9. Manners and Why Bother
Manners in some respects may be outdated and old fashioned but why is it that we let them collect that dust in the first place? Our tech-driven lives may have outlived ‘guys always paying on a date’ but nothing will ever outlive the relevance of “please” and “thank you” even network protocols utilizes “please”, “thank you” and even ‘handshakes’; networking simply wouldn’t work without it. Respect, whole reason for manners seems to have been the baby thrown out with the bathwater. What more basic social principle is there? Respect for others, respect for varying opinions, respect for property, respect for differences in race and background, respect for one’s self. It’s not easy to teach respect but if we teach and insist on manners, respect will follow. Can you imagine a world where this was commonplace?

10. Dreaming Big/Setting Goals
Overwhelmingly, the most successful people in the world know what they want, and have it written down along with a plan to achieve it. Any questions? Class dismissed.

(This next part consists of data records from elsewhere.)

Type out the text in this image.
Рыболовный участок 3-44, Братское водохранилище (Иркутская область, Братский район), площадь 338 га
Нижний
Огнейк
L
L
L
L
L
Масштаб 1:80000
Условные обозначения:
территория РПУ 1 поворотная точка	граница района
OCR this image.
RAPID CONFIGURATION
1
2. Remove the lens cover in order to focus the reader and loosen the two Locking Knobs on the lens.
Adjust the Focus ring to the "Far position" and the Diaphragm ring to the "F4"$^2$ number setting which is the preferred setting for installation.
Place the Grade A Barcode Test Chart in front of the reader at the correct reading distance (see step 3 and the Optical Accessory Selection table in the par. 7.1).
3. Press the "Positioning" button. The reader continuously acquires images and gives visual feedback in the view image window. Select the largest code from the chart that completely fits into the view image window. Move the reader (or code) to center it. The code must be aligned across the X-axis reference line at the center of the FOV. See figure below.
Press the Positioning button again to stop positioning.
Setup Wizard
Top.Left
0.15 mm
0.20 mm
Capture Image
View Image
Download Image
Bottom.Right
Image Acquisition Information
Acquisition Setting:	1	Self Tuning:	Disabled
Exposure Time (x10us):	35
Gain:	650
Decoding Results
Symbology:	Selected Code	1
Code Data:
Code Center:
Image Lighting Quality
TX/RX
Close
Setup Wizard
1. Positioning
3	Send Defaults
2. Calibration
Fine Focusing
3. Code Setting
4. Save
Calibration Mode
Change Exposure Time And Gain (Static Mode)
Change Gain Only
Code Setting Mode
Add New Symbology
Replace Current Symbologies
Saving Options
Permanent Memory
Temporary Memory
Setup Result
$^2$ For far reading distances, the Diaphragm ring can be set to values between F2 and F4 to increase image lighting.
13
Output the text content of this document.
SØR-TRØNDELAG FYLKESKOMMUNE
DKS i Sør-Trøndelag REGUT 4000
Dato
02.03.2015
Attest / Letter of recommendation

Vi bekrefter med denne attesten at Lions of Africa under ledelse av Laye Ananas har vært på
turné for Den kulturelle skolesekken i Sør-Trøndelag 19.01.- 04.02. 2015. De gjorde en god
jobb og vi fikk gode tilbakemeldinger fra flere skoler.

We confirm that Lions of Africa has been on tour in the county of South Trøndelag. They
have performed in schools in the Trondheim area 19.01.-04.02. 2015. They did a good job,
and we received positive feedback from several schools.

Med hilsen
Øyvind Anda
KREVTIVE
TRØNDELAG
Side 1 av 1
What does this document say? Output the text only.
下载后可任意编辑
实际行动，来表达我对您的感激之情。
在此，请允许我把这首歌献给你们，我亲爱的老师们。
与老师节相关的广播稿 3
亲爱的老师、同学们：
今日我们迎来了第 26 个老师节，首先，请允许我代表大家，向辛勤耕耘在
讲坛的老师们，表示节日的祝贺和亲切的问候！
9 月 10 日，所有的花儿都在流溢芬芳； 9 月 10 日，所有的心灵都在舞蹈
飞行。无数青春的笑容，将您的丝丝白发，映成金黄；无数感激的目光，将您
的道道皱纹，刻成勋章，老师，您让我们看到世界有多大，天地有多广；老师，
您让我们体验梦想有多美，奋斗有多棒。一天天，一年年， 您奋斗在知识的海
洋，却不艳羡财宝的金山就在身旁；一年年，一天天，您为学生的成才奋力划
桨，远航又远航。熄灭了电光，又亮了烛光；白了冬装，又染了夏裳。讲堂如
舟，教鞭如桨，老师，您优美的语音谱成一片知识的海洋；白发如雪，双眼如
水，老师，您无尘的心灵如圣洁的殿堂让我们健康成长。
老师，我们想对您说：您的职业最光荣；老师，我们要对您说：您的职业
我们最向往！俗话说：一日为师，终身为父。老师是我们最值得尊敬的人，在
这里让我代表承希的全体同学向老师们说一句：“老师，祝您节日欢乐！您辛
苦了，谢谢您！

Maybe all this stuff shouldn’t the job of public schools. We’re having a hard enough time keeping sports, music and art programs alive which all offer invaluable lessons in confidence, character and life skills far beyond making music, art and tackles. All I know is that some aspects the post war education system designed around the work-for-forty-years-for-the-same-employer paradigms is churning out ill-equip kids and ultimately an ill-equip society.

I’m out of school now it’s too late for me. I’m already just an ornery old man who occasionally complains in his blog.

Or is it?

1 comment:

Heidi Macomber said...

Hi Joel, nice blog!

This article was great. I like #4,5,6, and most of all #8.

There are too many rules that directly relate to being a number just like the kid next to you. Schools are so focused on keeping order that they forget to focus on how these few simple points have everything to do with obtaining it.

I'd hate to be a kid in school these days. I don't think I could take the pressure.